Perri received 2004 GAP Award funding to assist with professional development through upgrading dated photographic equipment—including digital camera conversion—and covering tuition for an audio production class, as well as studio time with a sound engineer. Because the synthesis of digital imaging and sound is central to the artist’s studio work, this support will ensure that “my existing efforts will be enhanced by further production knowledge and increased familiarity with the necessary tools for the development of new work, focusing in particular on the viewer’s connection to their own individual perceptions of place.

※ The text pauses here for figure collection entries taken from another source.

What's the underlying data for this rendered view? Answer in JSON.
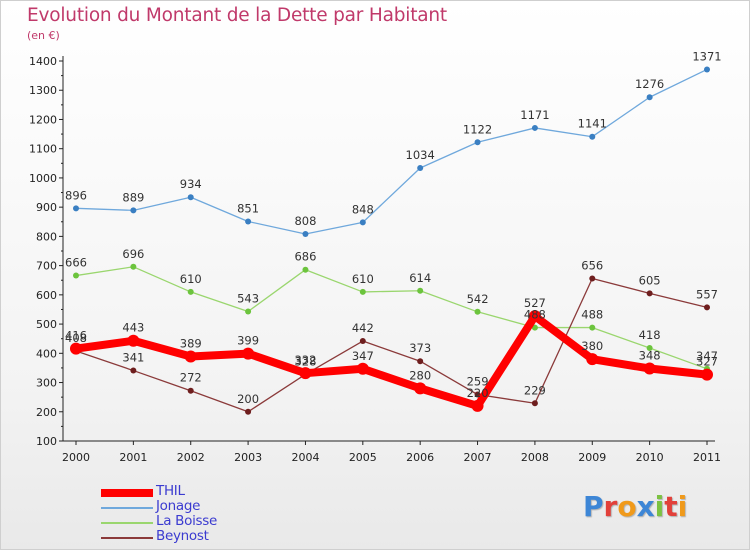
{
  "title": "Evolution du Montant de la Dette par Habitant",
  "unit": "(en €)",
  "colors": {
    "title": "#c0396a",
    "background": "#ffffff",
    "legend_text": "#3b3bd0"
  },
  "logo": {
    "text": "Proxiti",
    "letters": [
      {
        "ch": "P",
        "color": "#3d86d6"
      },
      {
        "ch": "r",
        "color": "#e2403a"
      },
      {
        "ch": "o",
        "color": "#f09a1b"
      },
      {
        "ch": "x",
        "color": "#3d86d6"
      },
      {
        "ch": "i",
        "color": "#7cc242"
      },
      {
        "ch": "t",
        "color": "#e2403a"
      },
      {
        "ch": "i",
        "color": "#f09a1b"
      }
    ]
  },
  "chart_data": {
    "type": "line",
    "title": "Evolution du Montant de la Dette par Habitant",
    "ylabel": "(en €)",
    "xlabel": "",
    "x": [
      "2000",
      "2001",
      "2002",
      "2003",
      "2004",
      "2005",
      "2006",
      "2007",
      "2008",
      "2009",
      "2010",
      "2011"
    ],
    "ylim": [
      100,
      1400
    ],
    "yticks": [
      100,
      200,
      300,
      400,
      500,
      600,
      700,
      800,
      900,
      1000,
      1100,
      1200,
      1300,
      1400
    ],
    "grid": false,
    "legend": "bottom-left",
    "series": [
      {
        "name": "THIL",
        "color": "#ff0000",
        "width": 8,
        "marker": 6,
        "values": [
          416,
          443,
          389,
          399,
          332,
          347,
          280,
          220,
          527,
          380,
          348,
          327
        ]
      },
      {
        "name": "Jonage",
        "color": "#6fa8dc",
        "point": "#3a7fc2",
        "width": 1.3,
        "marker": 3,
        "values": [
          896,
          889,
          934,
          851,
          808,
          848,
          1034,
          1122,
          1171,
          1141,
          1276,
          1371
        ]
      },
      {
        "name": "La Boisse",
        "color": "#9ad66e",
        "point": "#6cc43d",
        "width": 1.3,
        "marker": 3,
        "values": [
          666,
          696,
          610,
          543,
          686,
          610,
          614,
          542,
          488,
          488,
          418,
          347
        ]
      },
      {
        "name": "Beynost",
        "color": "#8b3a3a",
        "point": "#6e1e1e",
        "width": 1.3,
        "marker": 3,
        "values": [
          408,
          341,
          272,
          200,
          328,
          442,
          373,
          259,
          229,
          656,
          605,
          557
        ]
      }
    ]
  }
}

As part of her 2006 Fellowship, Perri and her collaborator David Stutz presented radius, a live, improvised, audio performance at the Seattle Department of Urban Planning & Development’s Urban Sustainability Forum. Over 200 people heard raw field recordings she made around the globe, reduced, reused, repaired, and recycled to form a sonic landscape of sustainable practice. Featured sounds included the opening bell of a drawbridge, wind in the trees, a community bonfire, the patter of a Bengali taxi driver, the ping of instruments monitoring the ocean, a suspension bridge at rush hour, the buttermilk blessing of Tiruvannamalai, a gathering storm in Scotland, and an endangered bird from the Andaman Islands. She says, “radius connects the outer edge to the center, drawing attention to the interrelatedness of all things.” One audience member stated, “What I discovered in that performance was that the juice or spark in art is in the quality of communication.” she states, “This gig clarified that the work, for me, is not ‘entertainment’ per se. It’s more about cultivating an environment where people can settle in and listen. That’s where I was at when I gathered the sounds and where I want to meet the audience when hand-meets-fader.”